The Dow Jones Industrial Average plunged below the key psychological 12,000 level for the first time since March on Friday as fears spread that the global economic recovery is losing steam.
Meanwhile, a top Federal Reserve official warned that the pace of growth will remain "painfully slow" for many and the risks to recovery have increased.
Although financial conditions have improved and the pace of job creation has quickened in the last year, a recent run of disappointing data suggested the recovery is increasingly at risk, New York Federal Reserve President William Dudley said in a speech to business leaders in Brooklyn, N.Y.
High food and energy prices and a weak housing market were among the main factors likely to keep consumer budgets tight, he said.
"I anticipate economic growth will pick up enough in the second half of 2011 to sustain a moderate economic recovery," Dudley said. "Still, the pace of recovery will probably be painfully slow for the many unemployed and underemployed workers."
While non-food and non-energy price rises remain modest, he said it is crucial for the Fed to ensure inflation expectations remain in check.
Fears that the economic recovery has stalled weighed on markets Friday and drove the stock market lower for its sixth straight week.
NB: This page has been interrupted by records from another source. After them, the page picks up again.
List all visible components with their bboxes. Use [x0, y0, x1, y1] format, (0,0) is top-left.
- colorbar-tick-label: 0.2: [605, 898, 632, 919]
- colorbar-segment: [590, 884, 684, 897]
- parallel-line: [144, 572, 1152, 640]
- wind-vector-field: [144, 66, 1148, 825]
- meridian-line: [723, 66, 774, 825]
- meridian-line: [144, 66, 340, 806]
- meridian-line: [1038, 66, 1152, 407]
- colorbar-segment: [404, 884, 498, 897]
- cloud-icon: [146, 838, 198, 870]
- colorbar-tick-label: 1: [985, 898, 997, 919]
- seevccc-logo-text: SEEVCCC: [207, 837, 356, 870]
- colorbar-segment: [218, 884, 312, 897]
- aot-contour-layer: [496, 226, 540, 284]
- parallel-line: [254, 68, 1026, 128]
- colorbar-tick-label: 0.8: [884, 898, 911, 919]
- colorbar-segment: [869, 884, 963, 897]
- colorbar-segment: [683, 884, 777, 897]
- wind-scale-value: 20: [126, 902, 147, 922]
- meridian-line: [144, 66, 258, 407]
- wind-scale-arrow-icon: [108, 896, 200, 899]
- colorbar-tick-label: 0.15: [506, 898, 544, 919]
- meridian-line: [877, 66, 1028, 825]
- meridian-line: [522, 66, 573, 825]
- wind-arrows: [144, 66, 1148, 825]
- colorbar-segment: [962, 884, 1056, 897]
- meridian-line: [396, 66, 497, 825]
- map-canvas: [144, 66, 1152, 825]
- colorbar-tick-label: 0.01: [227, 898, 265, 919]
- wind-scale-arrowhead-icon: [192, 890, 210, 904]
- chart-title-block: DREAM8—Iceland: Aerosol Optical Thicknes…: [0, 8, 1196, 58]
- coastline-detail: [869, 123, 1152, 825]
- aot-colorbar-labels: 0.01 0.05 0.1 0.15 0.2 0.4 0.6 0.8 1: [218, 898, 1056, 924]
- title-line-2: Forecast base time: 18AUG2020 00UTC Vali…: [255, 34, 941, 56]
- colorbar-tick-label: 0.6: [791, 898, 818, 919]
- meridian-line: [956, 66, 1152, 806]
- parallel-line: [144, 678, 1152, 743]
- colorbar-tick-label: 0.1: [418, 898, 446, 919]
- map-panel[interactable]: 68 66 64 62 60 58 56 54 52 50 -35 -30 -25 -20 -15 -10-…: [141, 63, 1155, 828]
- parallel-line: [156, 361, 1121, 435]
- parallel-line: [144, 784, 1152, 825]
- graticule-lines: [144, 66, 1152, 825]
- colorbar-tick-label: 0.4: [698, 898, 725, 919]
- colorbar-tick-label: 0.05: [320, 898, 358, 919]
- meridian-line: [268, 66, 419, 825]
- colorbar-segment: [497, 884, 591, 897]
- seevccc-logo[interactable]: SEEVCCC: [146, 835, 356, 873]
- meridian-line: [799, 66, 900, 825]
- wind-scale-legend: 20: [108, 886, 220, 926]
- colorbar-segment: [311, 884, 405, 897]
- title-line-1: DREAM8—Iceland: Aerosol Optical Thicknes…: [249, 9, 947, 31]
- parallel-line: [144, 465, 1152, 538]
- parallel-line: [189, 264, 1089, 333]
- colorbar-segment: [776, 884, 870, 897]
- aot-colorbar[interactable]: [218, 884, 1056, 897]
The Dow fell 172 points, or 1.4 percent, to close at 11,952.
The S&P 500 index fell 18, or 1.4 percent, to 1,271. The Nasdaq dropped 41, or 1.5 percent, to 2,644. The Nasdaq has now given up all its gains for the year. The Dow is still up 3.2 percent for 2011 and the S&P 1.1 percent.
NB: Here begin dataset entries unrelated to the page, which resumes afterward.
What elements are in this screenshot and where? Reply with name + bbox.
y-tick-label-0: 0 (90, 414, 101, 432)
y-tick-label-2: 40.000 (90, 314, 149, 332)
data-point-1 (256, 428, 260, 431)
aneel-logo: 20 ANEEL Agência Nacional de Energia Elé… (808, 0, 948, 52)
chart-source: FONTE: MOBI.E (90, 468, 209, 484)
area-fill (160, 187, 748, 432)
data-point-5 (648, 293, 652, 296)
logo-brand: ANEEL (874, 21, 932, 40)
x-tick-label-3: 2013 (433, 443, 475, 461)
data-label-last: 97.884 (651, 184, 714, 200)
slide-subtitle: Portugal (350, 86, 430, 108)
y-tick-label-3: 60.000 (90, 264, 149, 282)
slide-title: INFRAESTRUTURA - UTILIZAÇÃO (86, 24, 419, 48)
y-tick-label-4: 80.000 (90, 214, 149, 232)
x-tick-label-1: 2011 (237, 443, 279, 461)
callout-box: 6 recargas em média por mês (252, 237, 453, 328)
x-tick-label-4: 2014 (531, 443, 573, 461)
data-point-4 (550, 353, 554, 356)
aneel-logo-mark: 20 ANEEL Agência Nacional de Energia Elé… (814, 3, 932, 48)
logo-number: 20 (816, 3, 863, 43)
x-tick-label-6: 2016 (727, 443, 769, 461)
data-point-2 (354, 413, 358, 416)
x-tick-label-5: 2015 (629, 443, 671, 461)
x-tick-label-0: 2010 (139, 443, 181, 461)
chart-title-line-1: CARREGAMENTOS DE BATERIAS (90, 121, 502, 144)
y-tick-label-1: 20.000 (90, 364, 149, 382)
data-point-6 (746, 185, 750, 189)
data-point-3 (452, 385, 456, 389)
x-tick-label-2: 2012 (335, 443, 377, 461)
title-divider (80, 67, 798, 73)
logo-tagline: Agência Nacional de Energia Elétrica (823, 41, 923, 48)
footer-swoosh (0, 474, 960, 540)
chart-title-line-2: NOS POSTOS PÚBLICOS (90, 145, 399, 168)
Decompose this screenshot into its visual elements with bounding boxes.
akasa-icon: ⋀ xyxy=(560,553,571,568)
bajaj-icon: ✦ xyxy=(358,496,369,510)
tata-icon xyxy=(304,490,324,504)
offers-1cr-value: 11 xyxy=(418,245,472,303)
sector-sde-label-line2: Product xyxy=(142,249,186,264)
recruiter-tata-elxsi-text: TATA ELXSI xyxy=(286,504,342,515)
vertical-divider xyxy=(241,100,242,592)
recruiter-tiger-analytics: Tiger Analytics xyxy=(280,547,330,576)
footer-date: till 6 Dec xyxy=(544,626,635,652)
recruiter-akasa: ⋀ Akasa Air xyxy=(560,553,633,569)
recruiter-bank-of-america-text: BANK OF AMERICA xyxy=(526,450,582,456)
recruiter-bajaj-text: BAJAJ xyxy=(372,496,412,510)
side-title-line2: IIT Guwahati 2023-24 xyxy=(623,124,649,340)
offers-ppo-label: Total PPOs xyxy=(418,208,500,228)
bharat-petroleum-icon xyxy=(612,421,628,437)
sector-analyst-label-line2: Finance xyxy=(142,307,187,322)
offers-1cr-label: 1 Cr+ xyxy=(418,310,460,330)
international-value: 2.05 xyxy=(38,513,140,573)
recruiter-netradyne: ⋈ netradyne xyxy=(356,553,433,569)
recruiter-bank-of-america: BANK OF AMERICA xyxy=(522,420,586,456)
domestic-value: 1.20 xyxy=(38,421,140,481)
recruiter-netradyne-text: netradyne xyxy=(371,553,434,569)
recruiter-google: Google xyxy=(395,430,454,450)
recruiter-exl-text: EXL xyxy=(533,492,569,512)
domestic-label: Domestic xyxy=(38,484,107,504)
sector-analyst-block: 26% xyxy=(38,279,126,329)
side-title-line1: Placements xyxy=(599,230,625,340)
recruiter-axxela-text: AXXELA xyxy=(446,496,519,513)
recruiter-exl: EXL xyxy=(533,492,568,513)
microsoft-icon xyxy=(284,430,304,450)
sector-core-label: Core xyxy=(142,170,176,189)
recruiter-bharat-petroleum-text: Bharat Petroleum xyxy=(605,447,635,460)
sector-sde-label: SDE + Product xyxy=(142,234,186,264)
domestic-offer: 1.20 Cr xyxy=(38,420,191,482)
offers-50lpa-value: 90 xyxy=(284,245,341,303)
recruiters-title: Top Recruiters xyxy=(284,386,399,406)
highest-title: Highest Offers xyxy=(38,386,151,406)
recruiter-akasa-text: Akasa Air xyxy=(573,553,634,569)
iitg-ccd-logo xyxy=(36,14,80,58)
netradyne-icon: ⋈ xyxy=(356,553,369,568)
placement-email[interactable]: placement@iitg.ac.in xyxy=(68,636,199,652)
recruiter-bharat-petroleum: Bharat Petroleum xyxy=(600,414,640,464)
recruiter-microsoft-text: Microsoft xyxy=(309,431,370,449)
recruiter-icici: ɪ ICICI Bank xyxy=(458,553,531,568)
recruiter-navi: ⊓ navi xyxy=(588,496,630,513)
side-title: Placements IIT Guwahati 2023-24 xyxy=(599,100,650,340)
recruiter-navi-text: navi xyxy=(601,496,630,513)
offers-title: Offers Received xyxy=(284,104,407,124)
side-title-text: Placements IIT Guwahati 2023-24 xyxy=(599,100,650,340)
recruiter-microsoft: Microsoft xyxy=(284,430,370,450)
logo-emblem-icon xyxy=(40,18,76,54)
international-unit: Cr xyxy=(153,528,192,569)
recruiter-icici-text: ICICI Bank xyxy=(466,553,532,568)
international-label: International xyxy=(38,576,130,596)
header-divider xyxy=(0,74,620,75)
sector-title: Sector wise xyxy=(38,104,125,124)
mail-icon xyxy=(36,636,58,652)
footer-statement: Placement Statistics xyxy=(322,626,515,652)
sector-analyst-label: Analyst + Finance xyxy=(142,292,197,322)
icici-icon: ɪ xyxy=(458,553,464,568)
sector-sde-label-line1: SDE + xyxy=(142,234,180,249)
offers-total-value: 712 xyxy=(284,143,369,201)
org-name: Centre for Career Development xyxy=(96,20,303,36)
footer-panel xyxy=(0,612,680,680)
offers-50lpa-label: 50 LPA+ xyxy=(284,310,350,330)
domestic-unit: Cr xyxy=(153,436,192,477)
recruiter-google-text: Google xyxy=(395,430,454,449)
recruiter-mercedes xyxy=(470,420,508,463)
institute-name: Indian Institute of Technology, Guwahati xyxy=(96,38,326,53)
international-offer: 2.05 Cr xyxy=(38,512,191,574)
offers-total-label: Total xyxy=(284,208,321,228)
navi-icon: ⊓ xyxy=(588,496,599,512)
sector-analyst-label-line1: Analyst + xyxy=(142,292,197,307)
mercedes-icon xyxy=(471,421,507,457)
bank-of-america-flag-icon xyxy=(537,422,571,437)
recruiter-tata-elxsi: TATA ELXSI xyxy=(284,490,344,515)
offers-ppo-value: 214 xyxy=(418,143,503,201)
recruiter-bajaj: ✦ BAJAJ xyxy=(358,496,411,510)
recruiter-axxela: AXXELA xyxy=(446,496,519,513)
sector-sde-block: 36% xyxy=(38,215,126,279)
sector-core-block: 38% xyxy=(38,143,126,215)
The losses were broad, with declines across all 10 of the S&P 500's industry groups.
Four stocks fell for every one that rose on the New York Stock Exchange. Trading volume was 3.9 billion shares.
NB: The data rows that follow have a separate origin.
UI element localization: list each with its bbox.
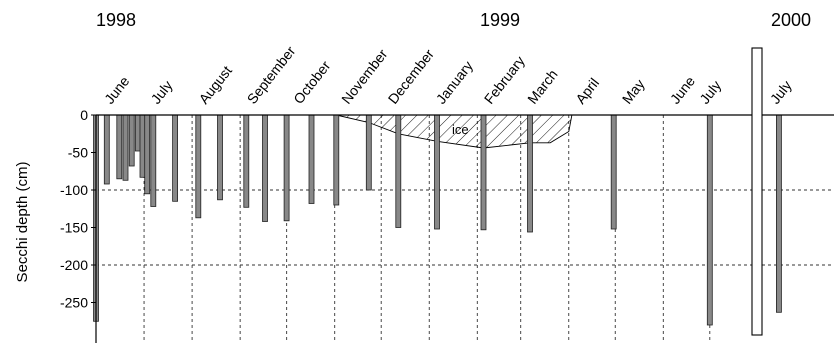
month-label: June [667,73,698,107]
bar-10 [195,114,202,219]
bar-layer [93,114,782,326]
y-tick-label: -200 [60,257,88,273]
month-label: June [101,73,132,107]
bar-12 [243,114,250,208]
y-tick-label: -100 [60,182,88,198]
month-label: July [767,77,795,106]
bar-16 [333,114,340,206]
month-label: November [338,46,391,107]
y-tick-label: -250 [60,295,88,311]
bar-9 [172,114,179,202]
month-label: March [524,66,561,107]
year-label-1998: 1998 [96,10,136,30]
bar-24 [776,114,782,313]
bar-7 [144,114,151,195]
month-label: January [433,58,476,107]
y-tick-label: -150 [60,220,88,236]
month-label: July [696,77,724,106]
month-label: May [619,76,648,107]
bar-11 [217,114,223,201]
ice-cover-area [336,114,573,149]
axis-layer [91,47,834,343]
bar-2 [116,114,123,180]
bar-22 [610,114,617,230]
ice-annotation: ice [452,122,469,137]
axis-break-bar [751,47,763,336]
bar-14 [283,114,290,222]
grid-layer [96,115,834,343]
bar-18 [395,114,402,228]
bar-6 [139,114,146,178]
bar-5 [134,114,141,152]
month-label: April [572,75,602,107]
year-label-2000: 2000 [771,10,811,30]
y-axis-title: Secchi depth (cm) [14,162,31,283]
bar-8 [150,114,157,207]
bar-20 [480,114,487,231]
ice-layer [336,114,573,149]
bar-13 [262,114,268,222]
bar-19 [434,114,440,230]
bar-23 [706,114,713,326]
month-label: February [481,53,528,107]
month-label: July [148,77,176,106]
y-tick-label: 0 [80,107,88,123]
y-tick-label: -50 [68,145,88,161]
month-label: December [385,46,438,107]
bar-21 [527,114,533,233]
bar-15 [308,114,315,204]
bar-3 [122,114,129,181]
month-label: August [196,63,236,107]
bar-1 [103,114,110,185]
bar-4 [128,114,135,167]
year-label-1999: 1999 [480,10,520,30]
month-label: October [290,57,333,106]
bar-17 [365,114,372,191]
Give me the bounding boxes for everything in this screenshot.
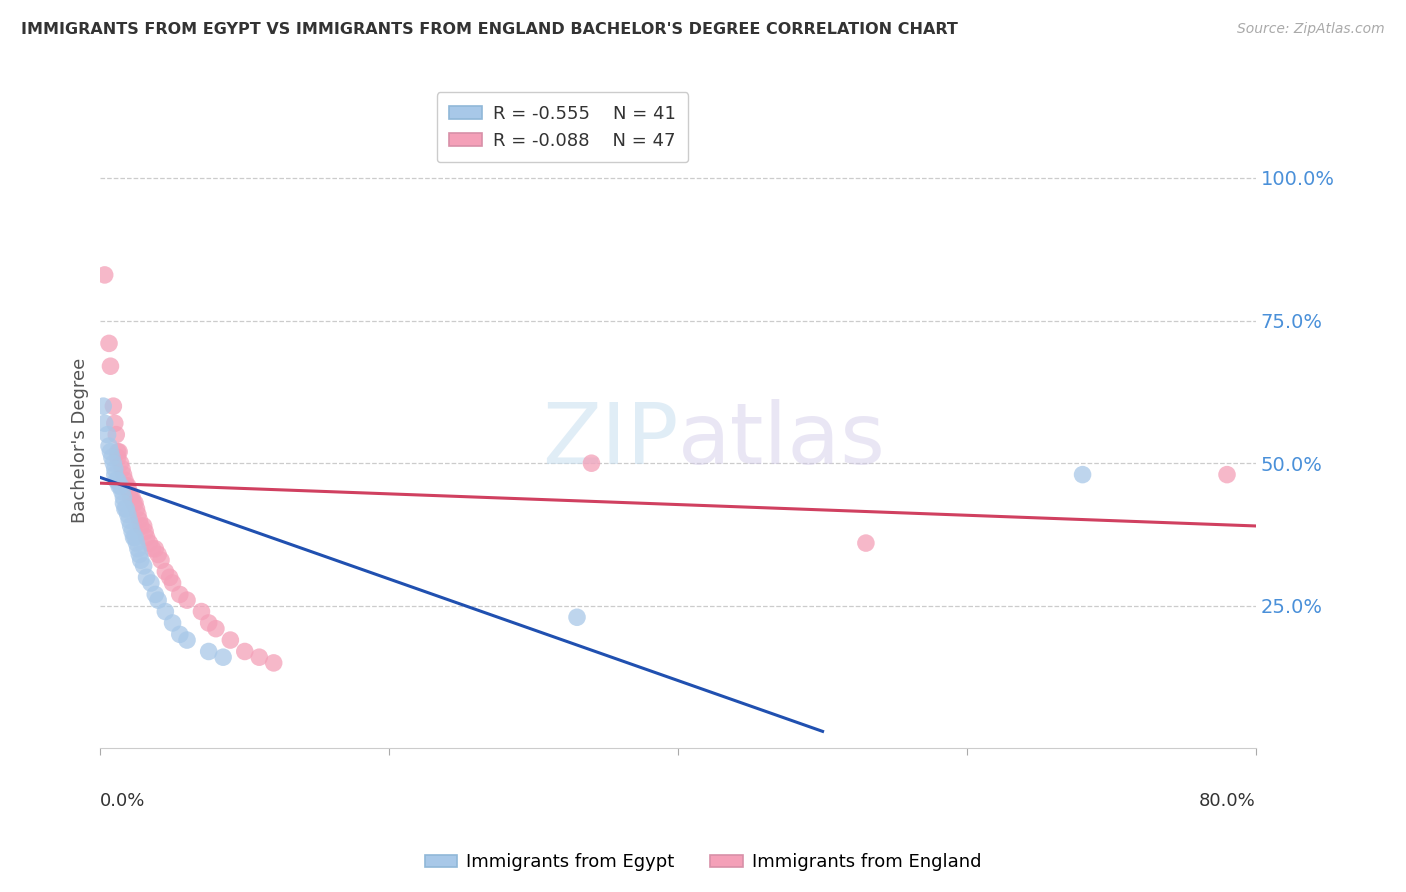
Point bbox=[127, 508, 149, 522]
Point bbox=[101, 450, 124, 465]
Point bbox=[127, 541, 149, 556]
Point bbox=[121, 524, 143, 539]
Point bbox=[129, 519, 152, 533]
Point bbox=[129, 553, 152, 567]
Point bbox=[135, 530, 157, 544]
Point bbox=[233, 644, 256, 658]
Point bbox=[121, 491, 143, 505]
Point bbox=[91, 399, 114, 413]
Point bbox=[98, 439, 121, 453]
Point bbox=[111, 462, 134, 476]
Legend: R = -0.555    N = 41, R = -0.088    N = 47: R = -0.555 N = 41, R = -0.088 N = 47 bbox=[437, 92, 689, 162]
Point bbox=[565, 610, 588, 624]
Point bbox=[104, 417, 127, 431]
Point bbox=[197, 615, 219, 630]
Point bbox=[108, 444, 131, 458]
Point bbox=[155, 605, 177, 619]
Point bbox=[104, 462, 127, 476]
Text: Source: ZipAtlas.com: Source: ZipAtlas.com bbox=[1237, 22, 1385, 37]
Point bbox=[162, 576, 184, 591]
Point bbox=[120, 519, 142, 533]
Point bbox=[263, 656, 285, 670]
Point bbox=[197, 644, 219, 658]
Point bbox=[112, 467, 135, 482]
Text: atlas: atlas bbox=[678, 399, 886, 482]
Point bbox=[143, 587, 166, 601]
Point bbox=[93, 268, 115, 282]
Point bbox=[120, 491, 142, 505]
Point bbox=[1216, 467, 1239, 482]
Point bbox=[107, 473, 129, 487]
Point bbox=[110, 456, 132, 470]
Point bbox=[110, 479, 132, 493]
Point bbox=[205, 622, 228, 636]
Point bbox=[115, 479, 138, 493]
Point bbox=[105, 427, 128, 442]
Point bbox=[111, 484, 134, 499]
Point bbox=[118, 513, 141, 527]
Point bbox=[146, 593, 169, 607]
Point bbox=[93, 417, 115, 431]
Point bbox=[100, 359, 122, 374]
Point bbox=[141, 541, 163, 556]
Text: 0.0%: 0.0% bbox=[100, 791, 146, 810]
Point bbox=[98, 336, 121, 351]
Point bbox=[155, 565, 177, 579]
Point bbox=[1071, 467, 1094, 482]
Text: IMMIGRANTS FROM EGYPT VS IMMIGRANTS FROM ENGLAND BACHELOR'S DEGREE CORRELATION C: IMMIGRANTS FROM EGYPT VS IMMIGRANTS FROM… bbox=[21, 22, 957, 37]
Point bbox=[124, 496, 146, 510]
Point bbox=[122, 530, 145, 544]
Point bbox=[212, 650, 235, 665]
Point bbox=[132, 558, 155, 573]
Point bbox=[108, 479, 131, 493]
Point bbox=[103, 399, 125, 413]
Point bbox=[103, 456, 125, 470]
Point bbox=[128, 513, 150, 527]
Point bbox=[115, 501, 138, 516]
Point bbox=[138, 536, 160, 550]
Point bbox=[105, 473, 128, 487]
Point bbox=[114, 473, 136, 487]
Point bbox=[112, 496, 135, 510]
Point bbox=[117, 508, 139, 522]
Text: 80.0%: 80.0% bbox=[1199, 791, 1256, 810]
Point bbox=[219, 633, 242, 648]
Point bbox=[114, 501, 136, 516]
Y-axis label: Bachelor's Degree: Bachelor's Degree bbox=[72, 358, 89, 523]
Text: ZIP: ZIP bbox=[541, 399, 678, 482]
Point bbox=[107, 450, 129, 465]
Point bbox=[124, 530, 146, 544]
Point bbox=[134, 524, 156, 539]
Point bbox=[132, 519, 155, 533]
Point bbox=[176, 633, 198, 648]
Point bbox=[100, 444, 122, 458]
Point bbox=[169, 587, 191, 601]
Point bbox=[162, 615, 184, 630]
Point bbox=[117, 479, 139, 493]
Point bbox=[128, 548, 150, 562]
Point bbox=[169, 627, 191, 641]
Point bbox=[112, 491, 135, 505]
Point bbox=[146, 548, 169, 562]
Point bbox=[122, 496, 145, 510]
Point bbox=[139, 576, 162, 591]
Point bbox=[247, 650, 270, 665]
Point bbox=[581, 456, 603, 470]
Point bbox=[176, 593, 198, 607]
Point bbox=[135, 570, 157, 584]
Point bbox=[159, 570, 181, 584]
Point bbox=[118, 484, 141, 499]
Legend: Immigrants from Egypt, Immigrants from England: Immigrants from Egypt, Immigrants from E… bbox=[418, 847, 988, 879]
Point bbox=[104, 467, 127, 482]
Point bbox=[125, 536, 148, 550]
Point bbox=[190, 605, 212, 619]
Point bbox=[125, 501, 148, 516]
Point bbox=[855, 536, 877, 550]
Point bbox=[143, 541, 166, 556]
Point bbox=[107, 444, 129, 458]
Point bbox=[97, 427, 120, 442]
Point bbox=[150, 553, 173, 567]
Friday's plunge was the stock market's sixth straight weekly loss, the longest weekly losing streak since the fall of 2002. The market's last seven-week stretch of losses began in May 2001, as the dot-com bubble deflated.
Stocks have suffered this month after weak economic news dampened hopes for a speedy recovery. Traders fear that weaker hiring, industrial output, and a moribund housing market are reversing a bull market that has lifted the Dow 20 percent over the past year.
Analysts said the pullback reflects traders' insecurity about the pace of the recovery.
"Recent economic reports have been very weak and people are worried about the idea of a double-dip recession," said Janna Sampson, co-chief investment officer of OakBrook Investments LLC in Lisle, Illinois.
"I am still expecting to see second-half growth, and the market pick back up as we see that," Sampson told Reuters. "But are we going to see it before we get earnings reports for the second quarter? I doubt it. June is probably going to be pretty weak."
Financial markets widely expect the U.S. central bank to hold benchmark interest rates near zero until 2012 to help boost an economy still struggling with a high jobless rate.
Earlier this week, Fed Chairman Ben Bernanke said accommodative policies are still needed. "Until we see a sustained period of stronger job creation, we cannot consider the recovery to be truly established," he said during a speech in Atlanta.
The annualized pace of U.S. growth slowed to 1.8 percent in the first three months of 2011, down from 2.8 percent in the fourth quarter of 2010. Dudley said growth it is likely to remain sluggish in the April-to-June period.
Dudley added that any attempt by Congress to tighten fiscal policy through spending cuts or tax increases would add to the short-term growth risks for the economy.
"I would emphasize, however, that a credible plan for long-term fiscal consolidation is sorely required and would have economic benefits," he said.
Congress and the White House are at odds over how to shrink a gaping U.S. budget deficit and a rising public debt burden. Several ratings agencies have warned that the country needs to address its public finances lest it risk losing its cherished AAA credit rating.